The author was present at all the major campaigns which took place during his three year tour: from the Radfan insurgency, which is commemorated by Yemen as the start of ‘The Armed Struggle for Liberation’, to the convoluted troubles on the Baihan frontier. In addition to the duties of a regimental medical officer, the author often found himself the only doctor in remote areas of the country where conditions were harsh and medical services non-existent. The demands of the civilian population were myriad, and the problems of a breech delivery and an outbreak of smallpox all came his way. His rapport with his brother officers and the respect in which he was held by the medical orderlies under his command is clear. He records, without being judgmental, the mounting pressures on the tribal and political loyalties of both officers and men, arising from the involvement of Egypt in Yemen, the activities of the two nationalist organisations in the Federation, and the increasing fragility of the Federal Government. 
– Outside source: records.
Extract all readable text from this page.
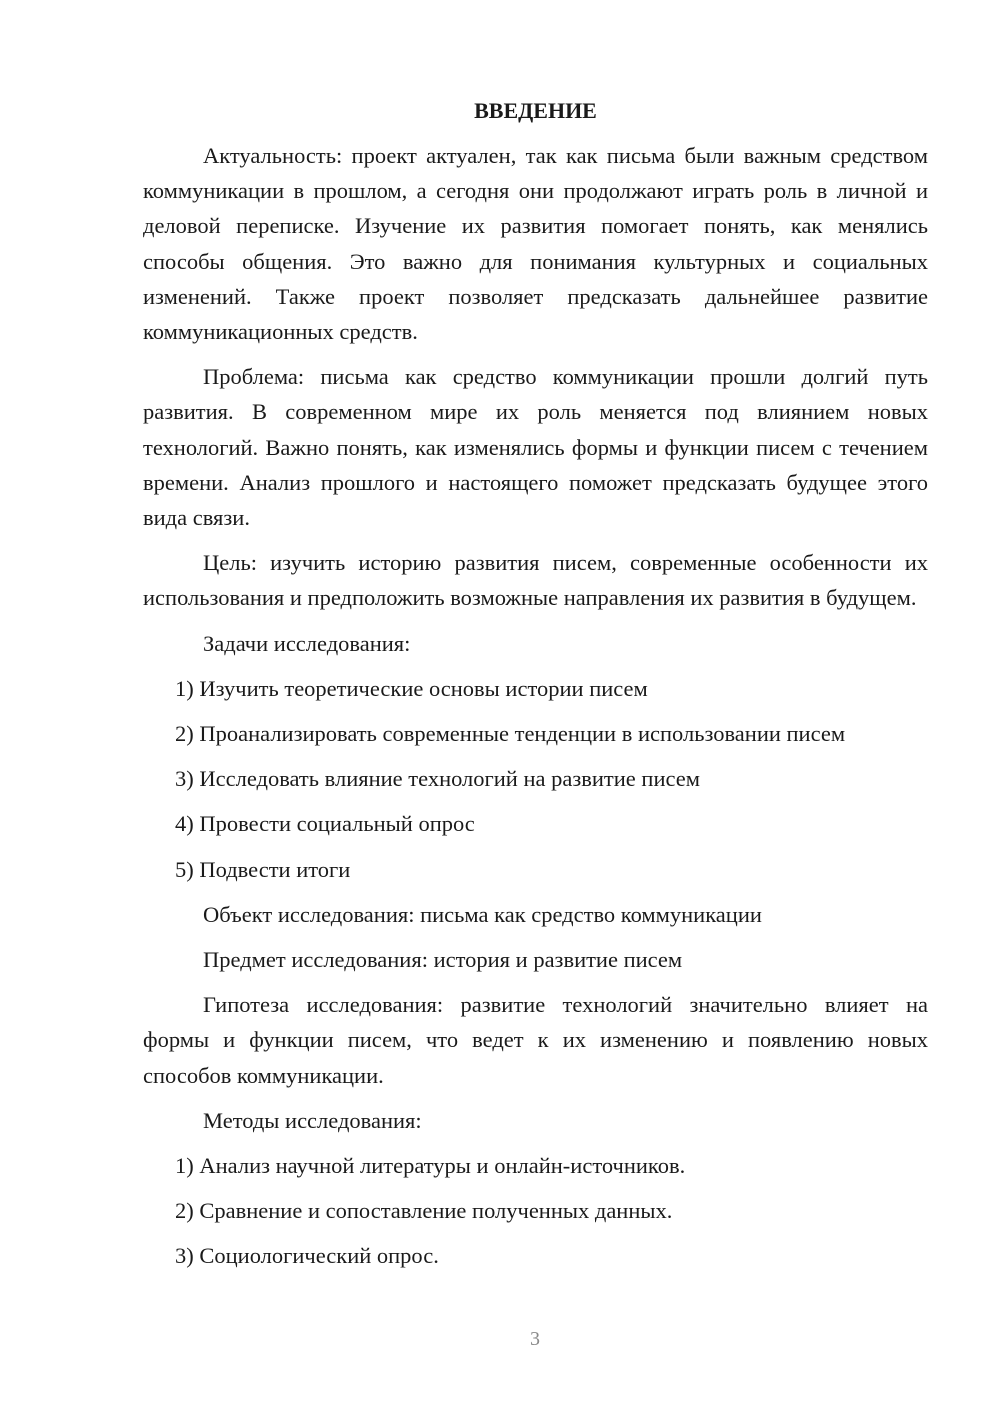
ВВЕДЕНИЕ

Актуальность: проект актуален, так как письма были важным средством коммуникации в прошлом, а сегодня они продолжают играть роль в личной и деловой переписке. Изучение их развития помогает понять, как менялись способы общения. Это важно для понимания культурных и социальных изменений. Также проект позволяет предсказать дальнейшее развитие коммуникационных средств.

Проблема: письма как средство коммуникации прошли долгий путь развития. В современном мире их роль меняется под влиянием новых технологий. Важно понять, как изменялись формы и функции писем с течением времени. Анализ прошлого и настоящего поможет предсказать будущее этого вида связи.

Цель: изучить историю развития писем, современные особенности их использования и предположить возможные направления их развития в будущем.

Задачи исследования:

1) Изучить теоретические основы истории писем

2) Проанализировать современные тенденции в использовании писем

3) Исследовать влияние технологий на развитие писем

4) Провести социальный опрос

5) Подвести итоги

Объект исследования: письма как средство коммуникации

Предмет исследования: история и развитие писем

Гипотеза исследования: развитие технологий значительно влияет на формы и функции писем, что ведет к их изменению и появлению новых способов коммуникации.

Методы исследования:

1) Анализ научной литературы и онлайн-источников.

2) Сравнение и сопоставление полученных данных.

3) Социологический опрос.

3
The author’s use of the term ‘Imam-King’ throughout the book seems likely to raise some eyebrows, although it is doubtless intended to encapsulate the Imam’s claims to spiritual and temporal authority. I have come across the term nowhere else. However, the German traveller Hans Helfritz used the cognate expression ‘Priest-King’ at least once in the English edition of his book, The Yemen: A Secret Journey (1958). The British normally referred to Yemen’s Hamid al-Din rulers as ‘Imam’. After the Treaty of Sana’a in 1934 they recognised Imam Yahya as ‘King of Yemen’ and addressed him in person and in correspondence as ‘Your Majesty’. On page 69 the author wrongly dates this treaty to 1950. On the same page he refers to Sultan Awadh’s two grandsons (Ahmad and Ibid); in fact, the Sultan had two other grandsons (Salih and Muhammad); all four were executed by the NLF after independence. On page 81 Sharif Hussain was Amir Saleh’s father, not uncle. The author’s transliteration of Arabic names is a trifle haphazard but achieving consistency in this field is a challenge which few of us are equal to. 

The text is copiously illustrated with the author’s photographs which vividly evoke the people among whom he served and the harsh beauty of their landscape. His book is a valuable addition to the literature of this troubled period in the history of South Arabia.